Template (1–2 pages max):
ACME Corp engaged us between [dates] to assess [scope].
We identified [N] findings, including [N] critical and [N] high severity.
The most material risk is [plain-English description] which could result in [business impact].
Three actions, taken in the next 30 days, would close the most material risks: [1, 2, 3].
The detailed findings, evidence, and remediation guidance are in the body of this report.
Students draft an exec summary for the Unit 7 web assessment.
Day 3 - Technical findings
Quality bar:
- Title: "SQL Injection in
/api/searchallows authentication-bypass and DB read" - not "SQL Injection." - Reproduction steps: a junior engineer can paste them in and reproduce.
- Evidence: screenshot plus raw request/response.
- Remediation: "Migrate to parameterized queries; ban string-concatenated SQL via lint rule X" - not "fix the SQL injection."
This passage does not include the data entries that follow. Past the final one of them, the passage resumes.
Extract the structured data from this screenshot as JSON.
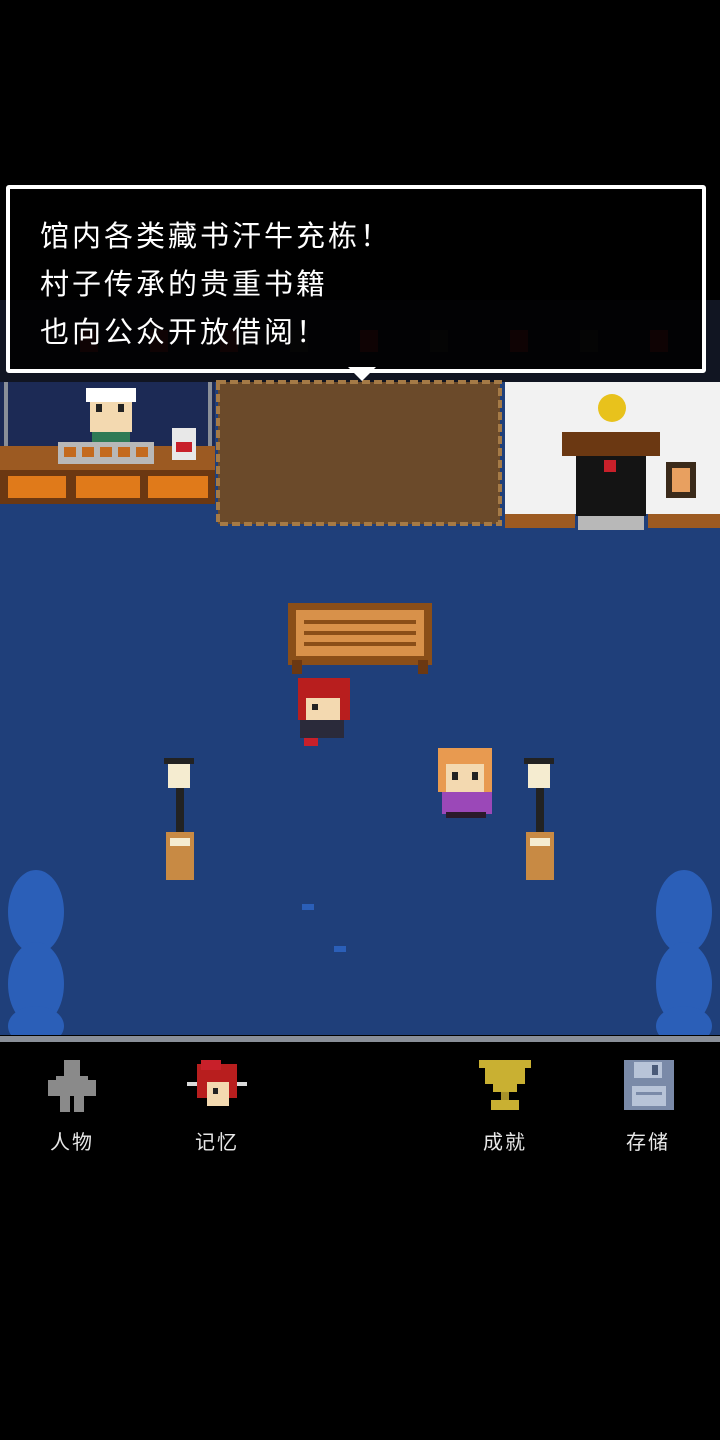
{
  "dialog": {
    "lines": [
      "馆内各类藏书汗牛充栋！",
      "村子传承的贵重书籍",
      "也向公众开放借阅！"
    ],
    "next_indicator": "triangle-down-icon"
  },
  "hud": {
    "buttons": [
      {
        "label": "人物",
        "icon": "person-silhouette-icon"
      },
      {
        "label": "记忆",
        "icon": "red-hair-portrait-icon"
      },
      {
        "label": "成就",
        "icon": "trophy-icon"
      },
      {
        "label": "存储",
        "icon": "floppy-disk-icon"
      }
    ]
  },
  "colors": {
    "ground": "#1f3f7a",
    "dirt": "#6b4a2a",
    "wood": "#c46a1e",
    "trophy": "#c9b032",
    "accent_red": "#c8202a"
  }
}
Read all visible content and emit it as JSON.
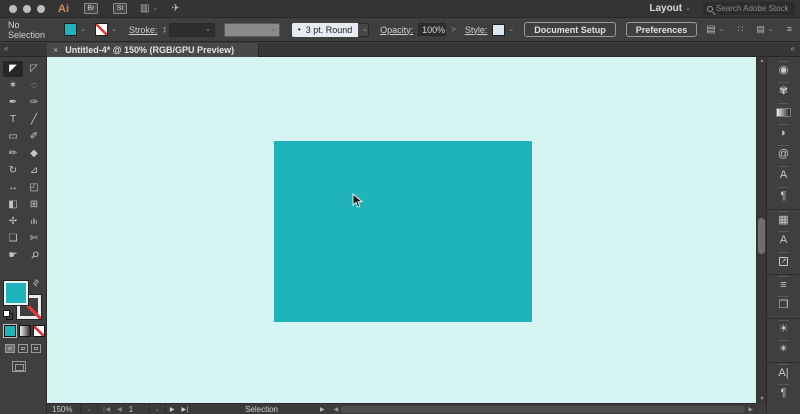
{
  "colors": {
    "fill_teal": "#1FB3BA",
    "canvas_bg": "#D6F5F2",
    "none_red": "#E03A3A",
    "logo_orange": "#D2895A"
  },
  "ui": {
    "chevron": "⌄",
    "step_up": "▴",
    "step_down": "▾",
    "swap": "⇄",
    "scroll_up": "▲",
    "scroll_down": "▼",
    "scroll_left": "◀",
    "scroll_right": "▶"
  },
  "topbar": {
    "logo": "Ai",
    "bridge": "Br",
    "stock": "St",
    "arrange_icon": "▥",
    "gpu_icon": "✈",
    "layout_menu": "Layout",
    "search_placeholder": "Search Adobe Stock"
  },
  "controlbar": {
    "selection_status": "No Selection",
    "stroke_label": "Stroke:",
    "brush_bullet": "•",
    "brush_value": "3 pt. Round",
    "opacity_label": "Opacity:",
    "opacity_value": "100%",
    "opacity_arrow": ">",
    "style_label": "Style:",
    "document_setup": "Document Setup",
    "preferences": "Preferences",
    "panel_icon": "▤",
    "touch_icon": "∷",
    "dock_icon": "▤",
    "menu_icon": "≡"
  },
  "tabbar": {
    "collapse_left": "«",
    "collapse_right": "«",
    "close": "×",
    "title": "Untitled-4* @ 150% (RGB/GPU Preview)"
  },
  "toolbar": {
    "tools": [
      {
        "name": "selection",
        "glyph": "◤",
        "selected": true
      },
      {
        "name": "direct-selection",
        "glyph": "◸"
      },
      {
        "name": "magic-wand",
        "glyph": "✶"
      },
      {
        "name": "lasso",
        "glyph": "◌"
      },
      {
        "name": "pen",
        "glyph": "✒"
      },
      {
        "name": "curvature",
        "glyph": "✑"
      },
      {
        "name": "type",
        "glyph": "T"
      },
      {
        "name": "line-segment",
        "glyph": "╱"
      },
      {
        "name": "rectangle",
        "glyph": "▭"
      },
      {
        "name": "paintbrush",
        "glyph": "✐"
      },
      {
        "name": "pencil",
        "glyph": "✏"
      },
      {
        "name": "eraser",
        "glyph": "◆"
      },
      {
        "name": "rotate",
        "glyph": "↻"
      },
      {
        "name": "scale",
        "glyph": "⊿"
      },
      {
        "name": "width",
        "glyph": "↔"
      },
      {
        "name": "free-transform",
        "glyph": "◰"
      },
      {
        "name": "shape-builder",
        "glyph": "◧"
      },
      {
        "name": "perspective-grid",
        "glyph": "⊞"
      },
      {
        "name": "symbol-sprayer",
        "glyph": "✢"
      },
      {
        "name": "column-graph",
        "glyph": "ıllı"
      },
      {
        "name": "artboard",
        "glyph": "❏"
      },
      {
        "name": "slice",
        "glyph": "✄"
      },
      {
        "name": "hand",
        "glyph": "☛"
      },
      {
        "name": "zoom",
        "glyph": "⚲",
        "rotate": true
      }
    ]
  },
  "rightpanel": {
    "icons": [
      {
        "name": "color",
        "glyph": "◉"
      },
      {
        "name": "color-guide",
        "glyph": "✾"
      },
      {
        "name": "gradient",
        "glyph": "",
        "cls": "grad"
      },
      {
        "name": "stroke",
        "glyph": "◗"
      },
      {
        "name": "libraries",
        "glyph": "@"
      },
      {
        "name": "character-styles",
        "glyph": "A"
      },
      {
        "name": "paragraph-styles",
        "glyph": "¶"
      },
      {
        "name": "swatches",
        "glyph": "▦",
        "sep": true
      },
      {
        "name": "glyphs",
        "glyph": "A"
      },
      {
        "name": "export",
        "glyph": "↗",
        "cls": "boxed"
      },
      {
        "name": "align",
        "glyph": "≡",
        "sep": true
      },
      {
        "name": "pathfinder",
        "glyph": "❐"
      },
      {
        "name": "appearance",
        "glyph": "☀",
        "sep": true
      },
      {
        "name": "graphic-styles",
        "glyph": "✴"
      },
      {
        "name": "character",
        "glyph": "A|",
        "sep": true
      },
      {
        "name": "paragraph",
        "glyph": "¶"
      }
    ]
  },
  "statusbar": {
    "zoom": "150%",
    "first": "❘◀",
    "prev": "◀",
    "artboard": "1",
    "next": "▶",
    "last": "▶❘",
    "status": "Selection",
    "flyout": "▶"
  }
}
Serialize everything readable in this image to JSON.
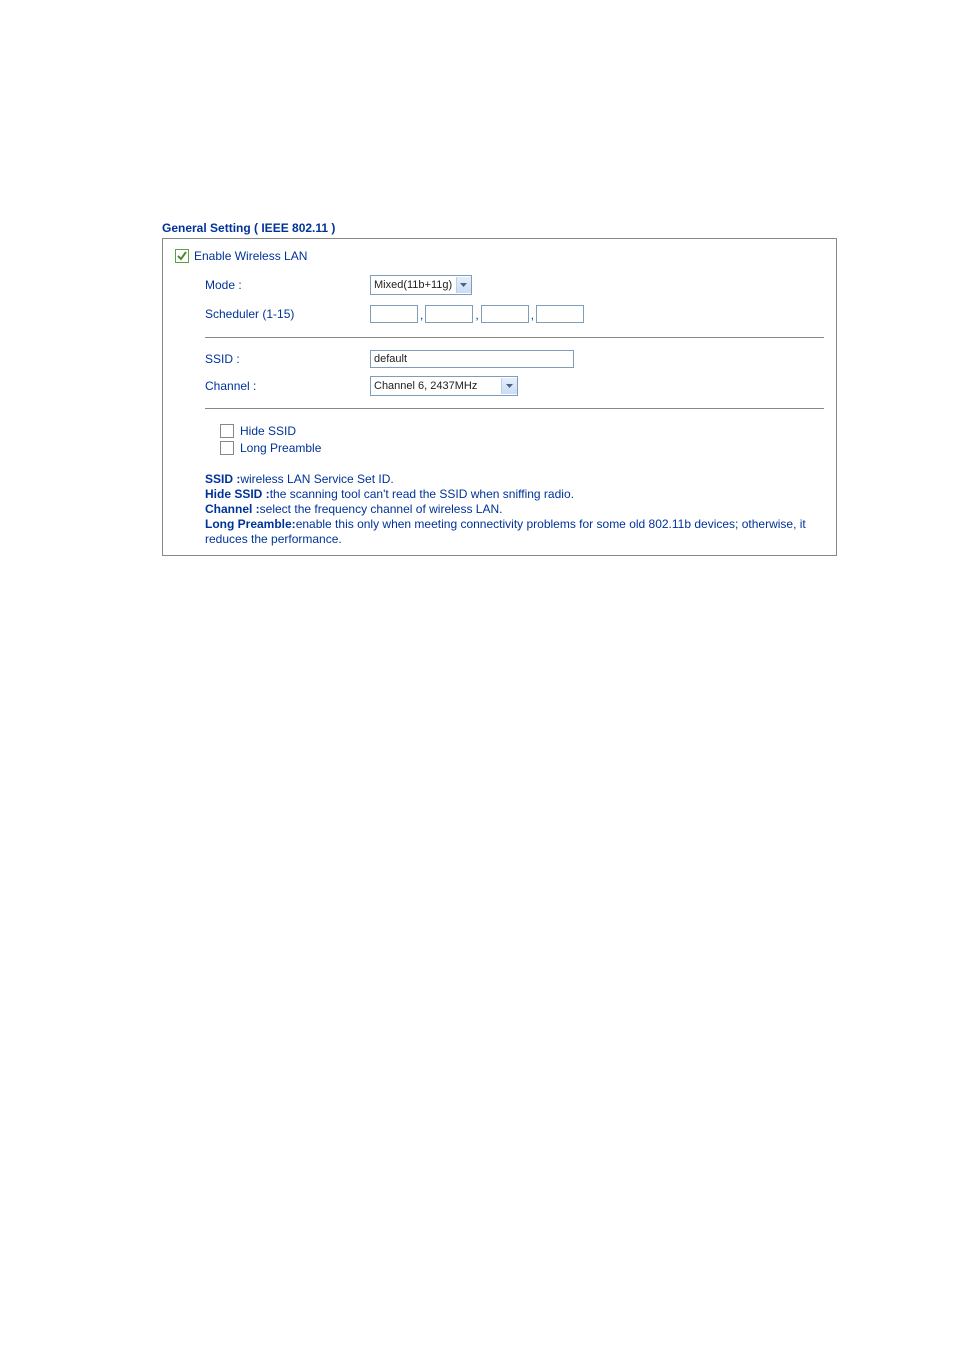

Students rewrite three findings from earlier units to professional standard.
Day 4 - Debrief
In 5 minutes, students debrief one finding to a panel (teacher + two peers acting as client).
Structure:
- Title + severity (10s).
- What happened in plain English (60s).
- Live demo or screenshot evidence (60s).
- Business impact (45s).
- Recommended fix (45s).
- Q&A (60s).
Common pushback to handle:
- "We have a WAF - isn't that enough?"
- "Our developers don't have time."
- "We didn't see this in our last audit."
- "How sure are you?"
Rubric scored on: clarity, evidence presentation, professionalism, handling pushback, time management.
Soft skills landed
- Don't blame. Describe.
- Recommend; don't lecture.
- "I don't know, I'll find out and follow up" is a strong answer.
- Pushback is data. Listen first; respond second.
- Always offer the next step (retest, follow-on).
Common misconceptions
- "The technical work is the deliverable." - The report is the deliverable.
- "More pages = more value." - Density and signal beat length. The reader's time is the constraint.
- "My finding is correct, so no need to be diplomatic." - Diplomacy is how findings get fixed.
Assessment
- Day 1 annotation.
- Day 2 executive summary draft.
- Day 3 three rewritten findings.
- Day 4 debrief - rubric scored.
Career connection
The communication delta is what separates a $70K analyst from a $150K consultant. Write well, present clearly, listen, follow up.
Homework
Find one publicly published pen test report (CISA, public disclosures). Identify three things you'd lift for your own template and one thing you'd change.